Characteristics of Two Self-Powered Glucose Biosensors

Abstract

Here, we describe the characterization of a self-powered glucose biosensor that is capable of generating electrical power from the biochemical energy stored in glucose to serve as the primary source of power for microelectronic devices. One self-powered glucose biosensor is based on multi-walled carbon nanotubes modified with pyroquinoline quinone glucose dehydrogenase (PQQ-GDH) and laccase at the bioanode and biocathode, respectively, whereas the other employed bilirubin oxidase at the biocathode. The self-power glucose biosensor employing the bilirubin oxidase biocathode operated at physiological condition and produced an enhanced peak power and current densities as compared with the self-powered glucose biosensor comprising of PQQ-GDH bioanode and laccase biocathode.

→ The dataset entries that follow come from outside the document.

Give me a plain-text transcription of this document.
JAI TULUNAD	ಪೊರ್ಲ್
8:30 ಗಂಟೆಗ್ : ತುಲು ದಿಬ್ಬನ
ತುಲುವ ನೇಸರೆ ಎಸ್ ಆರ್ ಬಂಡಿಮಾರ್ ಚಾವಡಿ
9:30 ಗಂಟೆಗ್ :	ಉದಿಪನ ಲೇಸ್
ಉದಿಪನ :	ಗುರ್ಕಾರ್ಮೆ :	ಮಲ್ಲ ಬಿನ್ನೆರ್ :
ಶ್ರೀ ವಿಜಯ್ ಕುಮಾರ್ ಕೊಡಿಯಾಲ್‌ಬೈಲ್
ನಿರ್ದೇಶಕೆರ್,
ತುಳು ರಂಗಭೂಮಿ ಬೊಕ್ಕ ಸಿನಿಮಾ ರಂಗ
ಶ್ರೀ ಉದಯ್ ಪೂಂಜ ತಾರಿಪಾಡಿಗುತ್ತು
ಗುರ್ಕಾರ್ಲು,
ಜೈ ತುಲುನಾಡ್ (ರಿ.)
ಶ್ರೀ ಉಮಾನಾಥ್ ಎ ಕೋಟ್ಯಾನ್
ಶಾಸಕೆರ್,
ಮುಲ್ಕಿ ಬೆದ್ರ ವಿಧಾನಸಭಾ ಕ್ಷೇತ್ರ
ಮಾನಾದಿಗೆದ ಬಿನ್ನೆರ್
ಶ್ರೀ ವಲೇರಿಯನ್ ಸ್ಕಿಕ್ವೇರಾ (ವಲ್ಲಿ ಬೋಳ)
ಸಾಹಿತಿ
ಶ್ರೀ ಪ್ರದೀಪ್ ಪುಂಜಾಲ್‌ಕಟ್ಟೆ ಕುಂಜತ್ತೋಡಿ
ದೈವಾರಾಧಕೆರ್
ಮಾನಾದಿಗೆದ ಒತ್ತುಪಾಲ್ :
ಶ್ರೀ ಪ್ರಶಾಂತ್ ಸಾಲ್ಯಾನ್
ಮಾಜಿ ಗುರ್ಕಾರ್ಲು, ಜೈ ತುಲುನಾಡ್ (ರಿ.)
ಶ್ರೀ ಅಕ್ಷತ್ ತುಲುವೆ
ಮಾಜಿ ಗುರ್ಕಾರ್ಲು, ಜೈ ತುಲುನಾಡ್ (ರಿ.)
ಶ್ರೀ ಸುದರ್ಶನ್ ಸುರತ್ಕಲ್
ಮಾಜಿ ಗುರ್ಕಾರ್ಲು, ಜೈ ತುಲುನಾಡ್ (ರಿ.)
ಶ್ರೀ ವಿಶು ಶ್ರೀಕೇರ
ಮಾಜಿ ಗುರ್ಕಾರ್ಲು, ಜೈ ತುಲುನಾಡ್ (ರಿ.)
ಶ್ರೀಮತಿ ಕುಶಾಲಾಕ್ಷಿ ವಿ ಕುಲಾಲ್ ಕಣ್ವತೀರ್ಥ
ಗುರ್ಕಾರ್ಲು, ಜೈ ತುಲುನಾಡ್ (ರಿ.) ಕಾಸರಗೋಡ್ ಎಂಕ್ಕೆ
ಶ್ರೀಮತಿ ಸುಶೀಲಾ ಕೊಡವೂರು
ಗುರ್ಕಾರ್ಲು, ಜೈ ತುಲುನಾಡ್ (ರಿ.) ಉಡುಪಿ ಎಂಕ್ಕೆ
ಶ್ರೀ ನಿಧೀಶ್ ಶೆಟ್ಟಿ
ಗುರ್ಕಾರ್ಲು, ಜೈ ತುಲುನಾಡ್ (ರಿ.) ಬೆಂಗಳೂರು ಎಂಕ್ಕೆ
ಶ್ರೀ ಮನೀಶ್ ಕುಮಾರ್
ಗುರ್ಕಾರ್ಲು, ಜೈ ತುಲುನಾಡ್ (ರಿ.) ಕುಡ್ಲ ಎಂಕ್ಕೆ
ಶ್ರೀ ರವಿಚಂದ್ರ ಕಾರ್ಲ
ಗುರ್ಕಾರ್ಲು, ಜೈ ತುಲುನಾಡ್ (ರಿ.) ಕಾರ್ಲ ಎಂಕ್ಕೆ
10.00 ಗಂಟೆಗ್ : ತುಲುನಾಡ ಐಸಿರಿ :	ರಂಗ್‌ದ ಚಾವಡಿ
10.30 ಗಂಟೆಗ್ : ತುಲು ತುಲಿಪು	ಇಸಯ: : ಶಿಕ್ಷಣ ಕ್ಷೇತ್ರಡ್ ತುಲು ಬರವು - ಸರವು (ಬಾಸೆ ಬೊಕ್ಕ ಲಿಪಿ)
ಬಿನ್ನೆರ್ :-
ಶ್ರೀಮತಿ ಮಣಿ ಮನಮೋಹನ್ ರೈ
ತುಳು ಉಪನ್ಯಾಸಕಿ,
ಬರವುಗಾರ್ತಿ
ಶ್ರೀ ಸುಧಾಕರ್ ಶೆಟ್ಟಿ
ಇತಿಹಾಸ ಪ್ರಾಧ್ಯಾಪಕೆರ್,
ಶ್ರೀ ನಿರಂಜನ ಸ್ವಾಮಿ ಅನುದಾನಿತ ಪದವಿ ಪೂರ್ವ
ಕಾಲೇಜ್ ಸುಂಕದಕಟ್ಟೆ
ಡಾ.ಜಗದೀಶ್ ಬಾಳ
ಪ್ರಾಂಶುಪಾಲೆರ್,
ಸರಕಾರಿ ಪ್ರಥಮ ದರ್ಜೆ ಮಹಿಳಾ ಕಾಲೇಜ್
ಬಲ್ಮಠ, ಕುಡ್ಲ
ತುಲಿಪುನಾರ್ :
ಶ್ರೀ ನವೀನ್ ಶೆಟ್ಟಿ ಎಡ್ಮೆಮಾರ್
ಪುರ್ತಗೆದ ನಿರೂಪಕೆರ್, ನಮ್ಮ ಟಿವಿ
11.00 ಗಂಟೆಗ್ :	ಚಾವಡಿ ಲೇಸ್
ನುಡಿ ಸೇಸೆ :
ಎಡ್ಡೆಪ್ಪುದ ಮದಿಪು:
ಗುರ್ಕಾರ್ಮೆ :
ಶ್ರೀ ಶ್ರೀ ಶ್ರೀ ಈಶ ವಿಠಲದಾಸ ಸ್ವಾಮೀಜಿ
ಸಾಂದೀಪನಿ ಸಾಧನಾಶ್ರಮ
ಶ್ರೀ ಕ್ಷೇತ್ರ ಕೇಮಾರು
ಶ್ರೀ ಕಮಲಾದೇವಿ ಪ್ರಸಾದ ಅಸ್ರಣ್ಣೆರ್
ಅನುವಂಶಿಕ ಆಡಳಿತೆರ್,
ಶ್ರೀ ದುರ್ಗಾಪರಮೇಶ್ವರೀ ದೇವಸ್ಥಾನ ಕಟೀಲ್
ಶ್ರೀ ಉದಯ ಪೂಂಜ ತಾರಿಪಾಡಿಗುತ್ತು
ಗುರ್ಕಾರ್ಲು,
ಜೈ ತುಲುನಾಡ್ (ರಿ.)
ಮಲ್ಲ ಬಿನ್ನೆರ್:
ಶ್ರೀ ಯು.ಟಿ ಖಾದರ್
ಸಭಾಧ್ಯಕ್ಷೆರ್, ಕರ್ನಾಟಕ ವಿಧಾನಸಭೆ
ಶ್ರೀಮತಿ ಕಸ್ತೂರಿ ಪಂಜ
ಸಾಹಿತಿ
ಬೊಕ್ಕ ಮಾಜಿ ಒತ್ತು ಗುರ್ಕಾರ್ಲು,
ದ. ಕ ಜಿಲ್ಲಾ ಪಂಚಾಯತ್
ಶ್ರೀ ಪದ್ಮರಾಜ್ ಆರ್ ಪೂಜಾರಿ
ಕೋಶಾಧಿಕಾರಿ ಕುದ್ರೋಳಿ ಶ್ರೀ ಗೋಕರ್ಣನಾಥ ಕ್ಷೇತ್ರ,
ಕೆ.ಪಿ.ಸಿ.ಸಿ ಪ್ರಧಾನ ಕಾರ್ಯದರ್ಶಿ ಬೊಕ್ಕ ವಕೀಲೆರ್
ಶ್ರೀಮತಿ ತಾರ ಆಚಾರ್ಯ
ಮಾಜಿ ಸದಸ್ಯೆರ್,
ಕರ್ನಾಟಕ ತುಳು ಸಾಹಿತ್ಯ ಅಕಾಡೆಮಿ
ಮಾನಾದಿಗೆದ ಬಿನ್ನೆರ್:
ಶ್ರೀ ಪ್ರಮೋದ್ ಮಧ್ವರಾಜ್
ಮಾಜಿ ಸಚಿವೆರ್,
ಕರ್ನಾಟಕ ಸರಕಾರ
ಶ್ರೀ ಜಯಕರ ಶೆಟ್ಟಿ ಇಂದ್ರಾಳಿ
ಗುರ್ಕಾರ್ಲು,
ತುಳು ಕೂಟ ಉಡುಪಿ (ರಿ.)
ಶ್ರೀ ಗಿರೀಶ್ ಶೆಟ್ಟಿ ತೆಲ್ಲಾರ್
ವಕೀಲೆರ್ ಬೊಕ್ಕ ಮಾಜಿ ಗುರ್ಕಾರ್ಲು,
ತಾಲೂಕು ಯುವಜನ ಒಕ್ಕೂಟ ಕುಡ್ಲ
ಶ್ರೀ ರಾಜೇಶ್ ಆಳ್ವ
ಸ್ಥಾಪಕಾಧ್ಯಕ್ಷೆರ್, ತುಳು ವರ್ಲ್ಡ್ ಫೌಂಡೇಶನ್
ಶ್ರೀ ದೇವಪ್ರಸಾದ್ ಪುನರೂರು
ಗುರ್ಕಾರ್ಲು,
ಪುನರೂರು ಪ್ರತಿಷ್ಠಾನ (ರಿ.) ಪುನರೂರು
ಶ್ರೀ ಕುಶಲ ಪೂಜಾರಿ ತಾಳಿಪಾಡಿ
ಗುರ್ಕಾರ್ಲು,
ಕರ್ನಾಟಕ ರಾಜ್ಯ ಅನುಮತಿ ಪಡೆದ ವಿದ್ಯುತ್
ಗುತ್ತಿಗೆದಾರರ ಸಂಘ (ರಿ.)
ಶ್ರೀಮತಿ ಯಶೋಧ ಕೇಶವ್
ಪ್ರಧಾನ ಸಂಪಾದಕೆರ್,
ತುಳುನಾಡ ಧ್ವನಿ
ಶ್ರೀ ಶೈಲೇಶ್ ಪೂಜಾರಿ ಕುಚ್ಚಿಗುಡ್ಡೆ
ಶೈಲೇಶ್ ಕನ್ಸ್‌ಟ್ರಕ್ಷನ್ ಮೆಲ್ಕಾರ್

The self-powered glucose biosensor employing bilirubin oxidase produced an average open circuit voltage of 0.480 V and delivered an average short circuit current density of 0.64 mA/cm2 with a peak power density of 0.089 mW/cm2. In addition, this self-powered glucose biosensor exhibited a linear dynamic range of 0.5–35 mM with a sensitivity of 12.221 Hz/mM $\cdot $ cm2. The use of bilirubin oxidase as the biocathodic enzyme makes it a viable candidate as a potential power source for in vivo applications.